Однажды Мартиниш прекратил свои издевательства и только запугивал ее. «Мы задушим тебя, проклятая французская сука, — шипел он угрожающе. — Мы утопим тебя в Тежу. Мы прикончим тебя, паршивая французская кошка, если ты хоть слово скажешь, что здесь с тобой было». Зверя что-то останавливало, что-то держало на привязи. Потом она узнала, что был запрос французского консульства. Об ее аресте сообщалось в печати…
И раньше Марианна Дебрэ часто думала о мести Фернандо Мартиниш. Что бы она сделала, если бы встретила его? Она не знала. Теперь особенно. Убить его, всегда считала она, слишком мало для мести. Ослепленная ненавистью, она не понимала, что это было примитивное существо, живущее вне законов морали. И потому ему плохо было понятно моральное насилие или моральная месть перед уничтожением. Самый великий страх для него был в смерти. В камере смертников в течение недели он бы сошел с ума. Она чувствовала эту форму отмщения, но была лишена такой возможности, как и всех других. Но она все же выяснила, что он не был пойман после апрельского восстания вооруженных сил и где-то скрывался.
— Уже Сесимбра, — сказал Фролов.
— Да, Саша, лучше в прошлое не возвращаться, — согласилась она, вздохнув. — Лучше вычеркнуть и забыть. Не знаю, возможно ли это?
— А ты разве поселилась в Сесимбре? — спросил он.
— Да, в Сесимбре. Я думала прожить здесь месяц, а теперь не знаю.
Она повернулась к нему, устало улыбнулась, нежно провела рукой по его волосам.
— Ты хороший, добрый, — прошептала по-французски.
Из консерватории они шли к метро «Арбатская» по улице Герцена. У Никитских ворот свернули на Суворовский бульвар. «Исправлять положение надо до конца», — упрямо думала Людмила. Она хотела, чтобы он пригласил ее к себе. Но он молчал.
«Арбатская» — это был путь к ней. К нему на Юго-Запад — «Библиотека имени Ленина». И хотя станции рядом и между ними — подземный переход, она понимала, что сегодня он не хочет быть с ней.
Это ее злило. А она уже предупредила мать, что поедет к Фролову. Мать была посвящена в ее сердечные тайны. Вероятно, и отец. Они, пожалуй, сильнее ее переживали затянувшийся роман с Фроловым. «Милочка, — говорила мать, — ты уж решай с ним. Тебе нельзя больше тянуть». Она и сама знала, что пришло время объясниться серьезно и окончательно: «да» или «нет».
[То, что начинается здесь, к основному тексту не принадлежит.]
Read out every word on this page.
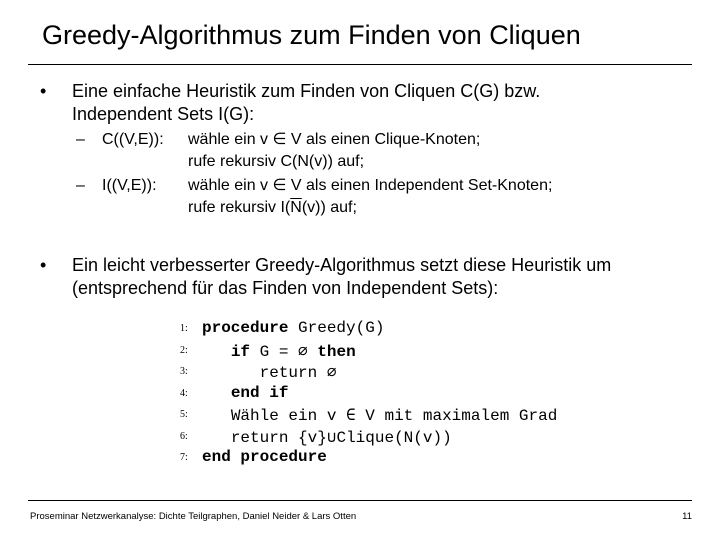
Greedy-Algorithmus zum Finden von Cliquen
• Eine einfache Heuristik zum Finden von Cliquen C(G) bzw.
Independent Sets I(G):
– C((V,E)): wähle ein v ∈ V als einen Clique-Knoten;
rufe rekursiv C(N(v)) auf;
– I((V,E)): wähle ein v ∈ V als einen Independent Set-Knoten;
rufe rekursiv $I(\overline{N}(v))$ auf;
• Ein leicht verbesserter Greedy-Algorithmus setzt diese Heuristik um
(entsprechend für das Finden von Independent Sets):
1: procedure Greedy(G)
2:	if G = ∅ then
3:	return ∅
4:	end if
5:	Wähle ein v ∈ V mit maximalem Grad
6:	return {v}∪Clique(N(v))
7: end procedure
Proseminar Netzwerkanalyse: Dichte Teilgraphen, Daniel Neider & Lars Otten	11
Фролов чувствовал, что Людмила сердится. Но после нахлынувших воспоминаний о Марианне он просто не мог оставаться с ней, вообще с кем бы то ни было. Ему побыстрее хотелось оказаться дома, открыть ящик письменного стола, где хранилась заветная папка, и вновь перечитать свои тайные листки, в которых билось его обнаженное сердце, переполненное мучительной любовью к той, единственной. Он с удивлением сообразил, что не читал их больше года, с тех пор как встретил Людмилу.
После возвращения из Португалии он долгие месяцы был сам не свой, забросил докторскую диссертацию, сторонился приятелей и знакомых, всякого общения. Он удивлял коллег своими отказами от загранпоездок, полным безразличием ко всему на свете, и прежде всего к делам институтским. По инерции он работал, а значит, и жил. Все спрашивали: что с ним случилось? Поговаривали, что он свихнулся. Может быть, это было и так. Но ему действительно не хотелось жить. Он не видел смысла ни в своих научных успехах, ни вообще в чем-либо еще.